I doubted Jane Lawless would be too happy about that.

‘It didn’t look like it. They hugged and kissed, and then Mr Foley left. The young lady gathered up her handbag and umbrella and put on her coat. Then she went to the ladies’ room and left about seven or eight minutes later. It was unusual for them to leave separately; normally, they left together.’

‘Did they often dine here together, Mrs Pimlott?’

‘Oh yes. I suppose about twice a week, sometimes three times.’

‘When did they first start coming as a couple?’ I asked.

‘I suppose it was not long after Christmas. I remember Mr Foley mentioning that he was just beginning a new run at the Clarence Theatre.’

‘Can you tell me what Mr Foley had to eat?’ asked Dave.

‘What they had to eat?’ Jo Pimlott glanced at me. ‘But what does Mr Foley’s meal have to do with his death, Chief Inspector?’

‘Possibly nothing, Mrs Pimlott, but we’re checking all his movements leading up to his death. My sergeant’s not suggesting that his meal had anything to do with his death.’

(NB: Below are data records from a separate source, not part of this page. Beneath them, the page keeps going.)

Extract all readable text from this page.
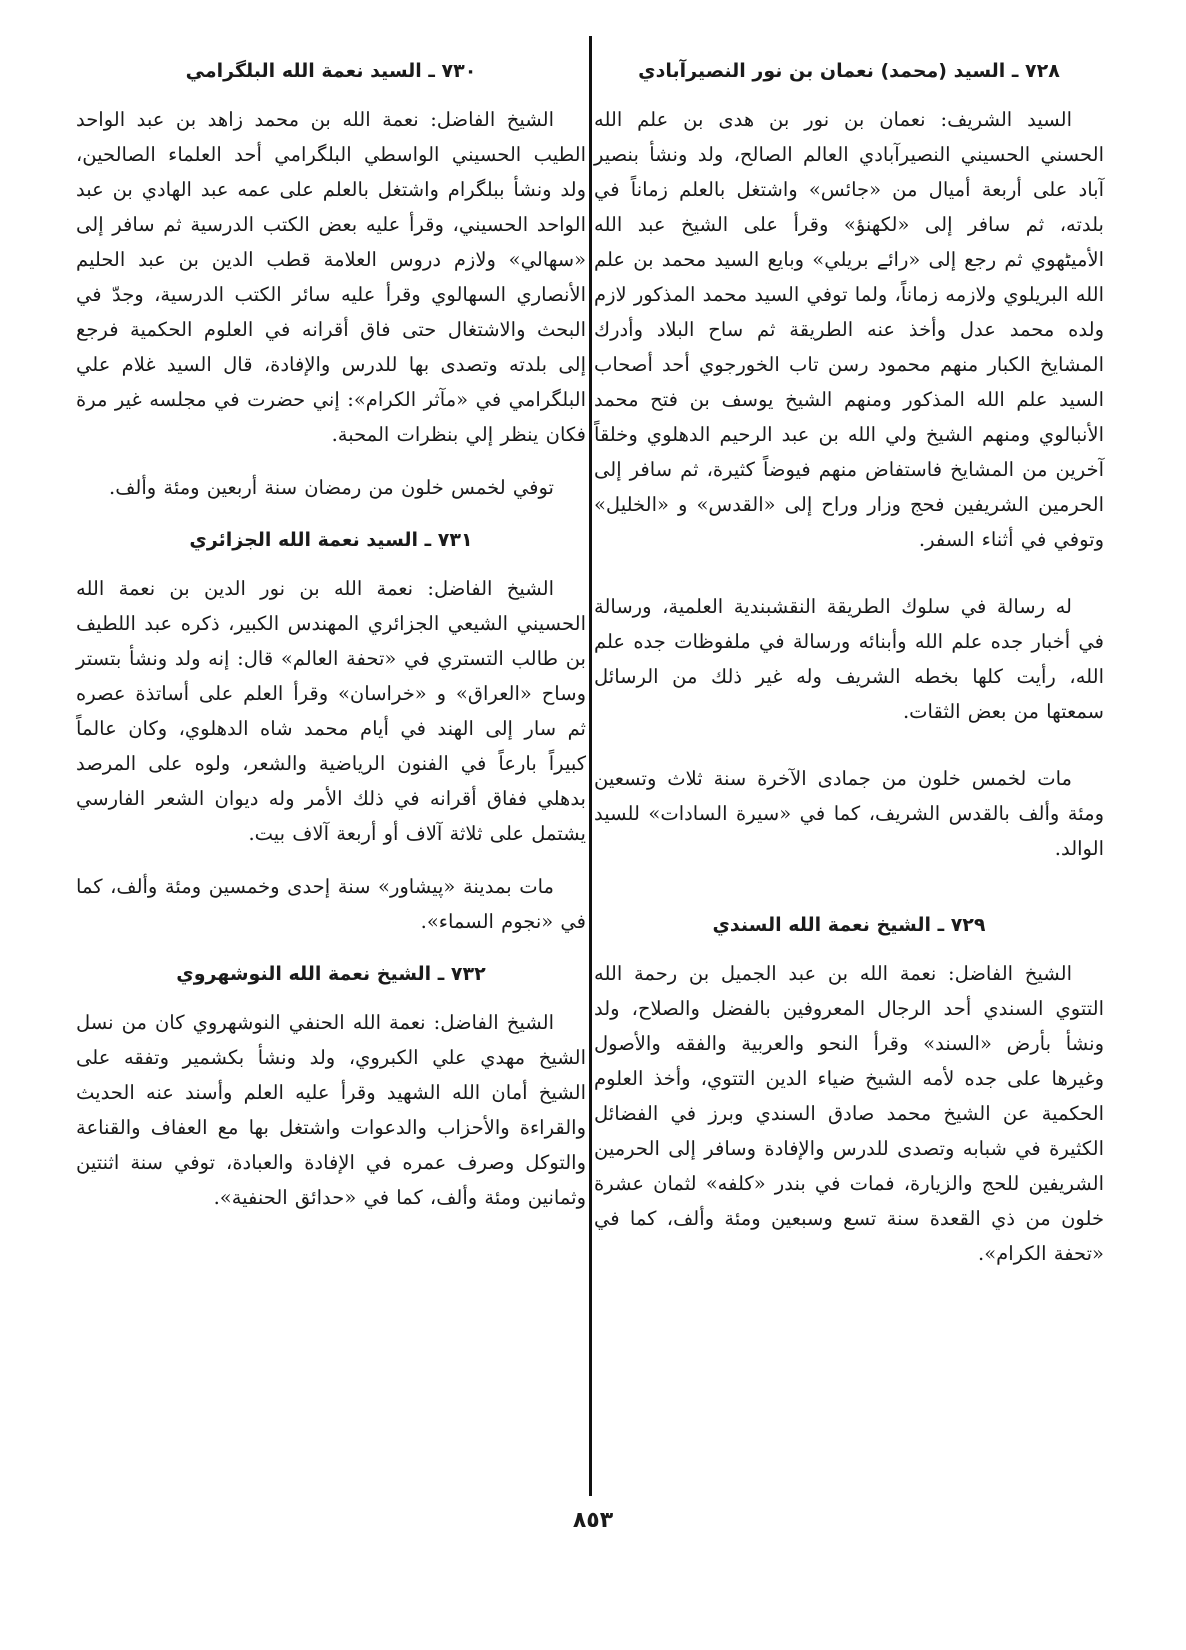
٧٢٨ ـ السيد (محمد) نعمان بن نور النصيرآبادي

السيد الشريف: نعمان بن نور بن هدى بن علم الله الحسني الحسيني النصيرآبادي العالم الصالح، ولد ونشأ بنصير آباد على أربعة أميال من «جائس» واشتغل بالعلم زماناً في بلدته، ثم سافر إلى «لكهنؤ» وقرأ على الشيخ عبد الله الأميڻهوي ثم رجع إلى «رائے بريلي» وبايع السيد محمد بن علم الله البريلوي ولازمه زماناً، ولما توفي السيد محمد المذكور لازم ولده محمد عدل وأخذ عنه الطريقة ثم ساح البلاد وأدرك المشايخ الكبار منهم محمود رسن تاب الخورجوي أحد أصحاب السيد علم الله المذكور ومنهم الشيخ يوسف بن فتح محمد الأنبالوي ومنهم الشيخ ولي الله بن عبد الرحيم الدهلوي وخلقاً آخرين من المشايخ فاستفاض منهم فيوضاً كثيرة، ثم سافر إلى الحرمين الشريفين فحج وزار وراح إلى «القدس» و «الخليل» وتوفي في أثناء السفر.

له رسالة في سلوك الطريقة النقشبندية العلمية، ورسالة في أخبار جده علم الله وأبنائه ورسالة في ملفوظات جده علم الله، رأيت كلها بخطه الشريف وله غير ذلك من الرسائل سمعتها من بعض الثقات.

مات لخمس خلون من جمادى الآخرة سنة ثلاث وتسعين ومئة وألف بالقدس الشريف، كما في «سيرة السادات» للسيد الوالد.

٧٢٩ ـ الشيخ نعمة الله السندي

الشيخ الفاضل: نعمة الله بن عبد الجميل بن رحمة الله التتوي السندي أحد الرجال المعروفين بالفضل والصلاح، ولد ونشأ بأرض «السند» وقرأ النحو والعربية والفقه والأصول وغيرها على جده لأمه الشيخ ضياء الدين التتوي، وأخذ العلوم الحكمية عن الشيخ محمد صادق السندي وبرز في الفضائل الكثيرة في شبابه وتصدى للدرس والإفادة وسافر إلى الحرمين الشريفين للحج والزيارة، فمات في بندر «كلفه» لثمان عشرة خلون من ذي القعدة سنة تسع وسبعين ومئة وألف، كما في «تحفة الكرام».

٧٣٠ ـ السيد نعمة الله البلگرامي

الشيخ الفاضل: نعمة الله بن محمد زاهد بن عبد الواحد الطيب الحسيني الواسطي البلگرامي أحد العلماء الصالحين، ولد ونشأ ببلگرام واشتغل بالعلم على عمه عبد الهادي بن عبد الواحد الحسيني، وقرأ عليه بعض الكتب الدرسية ثم سافر إلى «سهالي» ولازم دروس العلامة قطب الدين بن عبد الحليم الأنصاري السهالوي وقرأ عليه سائر الكتب الدرسية، وجدّ في البحث والاشتغال حتى فاق أقرانه في العلوم الحكمية فرجع إلى بلدته وتصدى بها للدرس والإفادة، قال السيد غلام علي البلگرامي في «مآثر الكرام»: إني حضرت في مجلسه غير مرة فكان ينظر إلي بنظرات المحبة.

توفي لخمس خلون من رمضان سنة أربعين ومئة وألف.

٧٣١ ـ السيد نعمة الله الجزائري

الشيخ الفاضل: نعمة الله بن نور الدين بن نعمة الله الحسيني الشيعي الجزائري المهندس الكبير، ذكره عبد اللطيف بن طالب التستري في «تحفة العالم» قال: إنه ولد ونشأ بتستر وساح «العراق» و «خراسان» وقرأ العلم على أساتذة عصره ثم سار إلى الهند في أيام محمد شاه الدهلوي، وكان عالماً كبيراً بارعاً في الفنون الرياضية والشعر، ولوه على المرصد بدهلي ففاق أقرانه في ذلك الأمر وله ديوان الشعر الفارسي يشتمل على ثلاثة آلاف أو أربعة آلاف بيت.

مات بمدينة «پيشاور» سنة إحدى وخمسين ومئة وألف، كما في «نجوم السماء».

٧٣٢ ـ الشيخ نعمة الله النوشهروي

الشيخ الفاضل: نعمة الله الحنفي النوشهروي كان من نسل الشيخ مهدي علي الكبروي، ولد ونشأ بكشمير وتفقه على الشيخ أمان الله الشهيد وقرأ عليه العلم وأسند عنه الحديث والقراءة والأحزاب والدعوات واشتغل بها مع العفاف والقناعة والتوكل وصرف عمره في الإفادة والعبادة، توفي سنة اثنتين وثمانين ومئة وألف، كما في «حدائق الحنفية».

٨٥٣
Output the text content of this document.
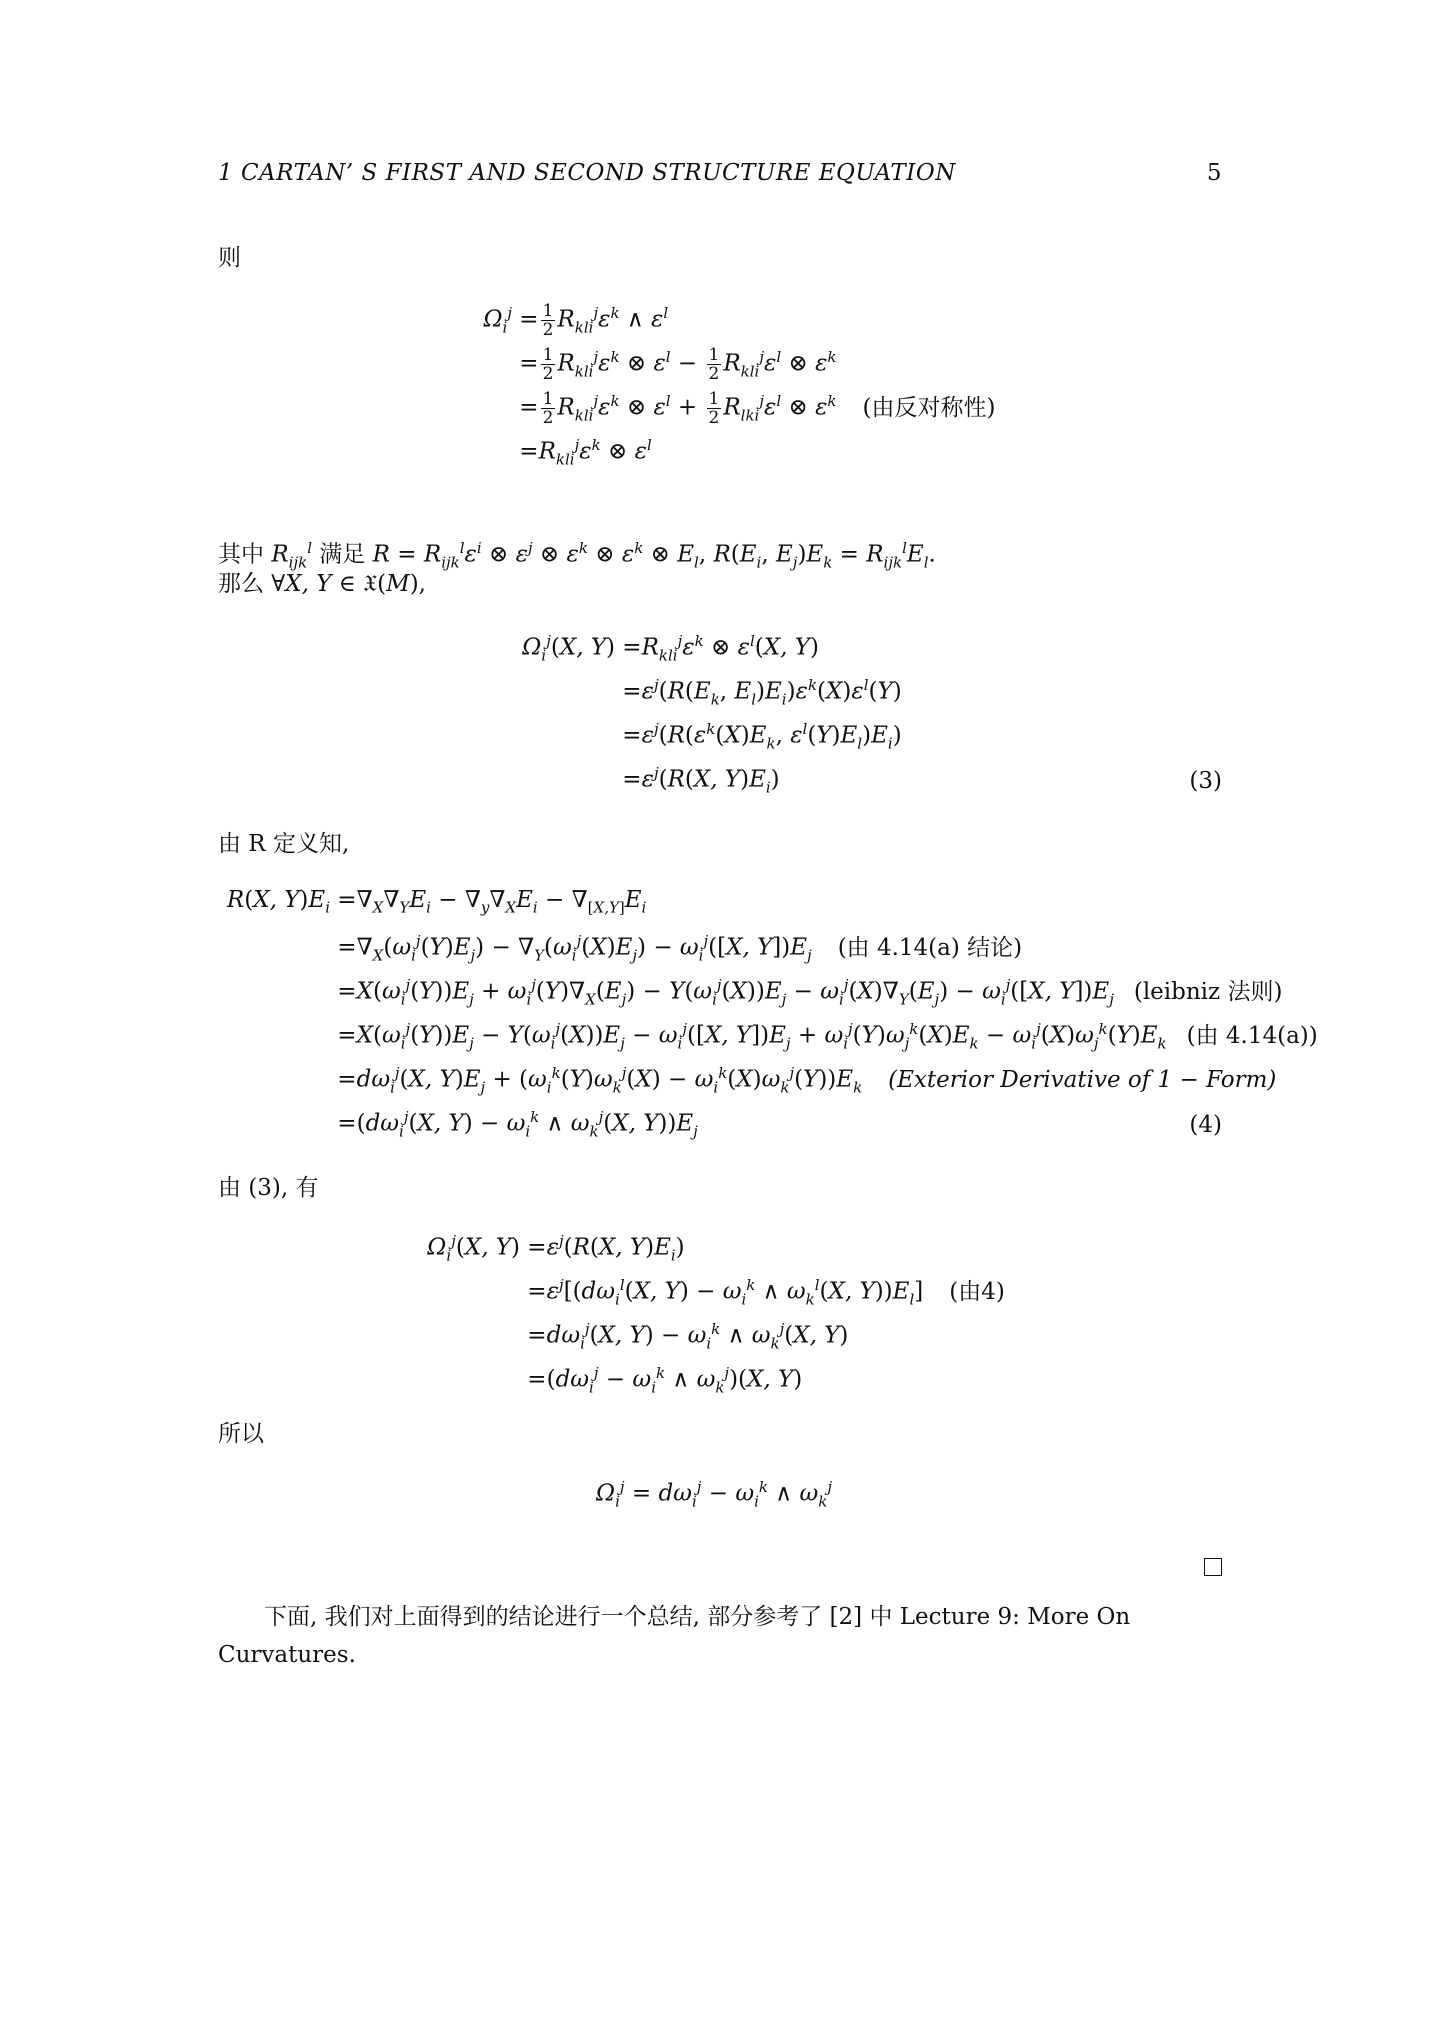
1 CARTAN’ S FIRST AND SECOND STRUCTURE EQUATION	5
则
$\Omega_i^j = \frac{1}{2} R_{kli}^j\varepsilon^k$ ∧ $\varepsilon^l$
= $\frac{1}{2} R_{kli}^j\varepsilon^k$ ⊗ $\varepsilon^l - \frac{1}{2} R_{kli}^j\varepsilon^l$ ⊗ $\varepsilon^k$
= $\frac{1}{2} R_{kli}^j\varepsilon^k$ ⊗ $\varepsilon^l + \frac{1}{2} R_{lki}^j\varepsilon^l$ ⊗ $\varepsilon^k$ (由反对称性)
$=R_{kli}^j\varepsilon^k$ ⊗ $\varepsilon^l$
其中 $R_{ijk}^l$ 满足 $R = R_{ijk}^l\varepsilon^i$ ⊗ $\varepsilon^j$ ⊗ $\varepsilon^k$ ⊗ $\varepsilon^k$ ⊗ $E_l$, $R(E_i$, $E_j)E_k = R_{ijk}^lE_l$.
那么 ∀X, Y ∈ 𝔛(M),
$\Omega_i^j(X$, $Y) =R_{kli}^j\varepsilon^k$ ⊗ $\varepsilon^l(X$, Y)
$=\varepsilon^j(R(E_k$, $E_l)E_i)\varepsilon^k(X)\varepsilon^l(Y)$
$=\varepsilon^j(R(\varepsilon^k(X)E_k$, $\varepsilon^l(Y)E_l)E_i$)
$=\varepsilon^j(R(X$, $Y)E_i$)	(3)
由 R 定义知,
R(X, $Y)E_i =\nabla_X\nabla_YE_i - \nabla_y\nabla_XE_i - \nabla_{[X,Y]}E_i$
$=\nabla_X(\omega_i^j(Y)E_j) - \nabla_Y(\omega_i^j(X)E_j) - \omega_i^j([X$, $Y])E_j$ (由 4.14(a) 结论)
$=X(\omega_i^j(Y))E_j + \omega_i^j(Y)\nabla_X(E_j) - Y(\omega_i^j(X))E_j - \omega_i^j(X)\nabla_Y(E_j) - \omega_i^j([X$, $Y])E_j$ (leibniz 法则)
$=X(\omega_i^j(Y))E_j - Y(\omega_i^j(X))E_j - \omega_i^j([X$, $Y])E_j + \omega_i^j(Y)\omega_j^k(X)E_k - \omega_i^j(X)\omega_j^k(Y)E_k$ (由 4.14(a))
$=d\omega_i^j(X$, $Y)E_j + (\omega_i^k(Y)\omega_k^j(X) - \omega_i^k(X)\omega_k^j(Y))E_k$ (Exterior Derivative of 1 − Form)
$=(d\omega_i^j(X$, $Y) - \omega_i^k$ ∧ $\omega_k^j(X$, $Y))E_j$	(4)
由 (3), 有
$\Omega_i^j(X$, $Y) =\varepsilon^j(R(X$, $Y)E_i$)
$=\varepsilon^j[(d\omega_i^l(X$, $Y) - \omega_i^k$ ∧ $\omega_k^l(X$, $Y))E_l$] (由4)
$=d\omega_i^j(X$, $Y) - \omega_i^k$ ∧ $\omega_k^j(X$, Y)
$=(d\omega_i^j - \omega_i^k$ ∧ $\omega_k^j)(X$, Y)
所以
$\Omega_i^j = d\omega_i^j - \omega_i^k$ ∧ $\omega_k^j$
下面, 我们对上面得到的结论进行一个总结, 部分参考了 [2] 中 Lecture 9: More On Curvatures.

‘I see. Just a minute.’ Mrs Pimlott, still puzzled by Dave’s request, retreated to the bar and thumbed through a sheaf of order slips. ‘Here it is,’ she said. ‘Mr Foley had steak tartare and chips, and the young lady had a Spanish omelette. And they shared a bottle of the house red.’ She glanced up enquiringly.

‘Did he speak to anyone while he was in here? Apart from the staff, of course. Or did anyone talk to him?’

‘No, I don’t think so. Oh, just a minute, though. There was a young lady who asked him very politely if she could have his autograph.’

‘And did he give her his autograph?’

‘Yes, he did. As a matter of fact he gave her a signed photograph of himself. And he smiled and wished her good luck.’

‘D’you know who she was?’

‘No, I don’t, because it was the young man who paid, and I’m sure he paid by credit card.’ Jo Pimlott referred to her order slips once more. ‘Yes, here it is. She had a burger and chips, and so did the young man with her. Just bear with me for a moment.’ She took some credit card printouts from the cash register and riffled through them. ‘Yes, the man paid, but I can’t tell you who he was. I can give you the details of the transaction, though. I suppose that’ll be enough to tell you who he is if you need to find out.’

‘Thank you for your assistance, Mrs Pimlott,’ I said, once Dave had noted the details of the man’s credit card transaction. ‘You’ve been very helpful.’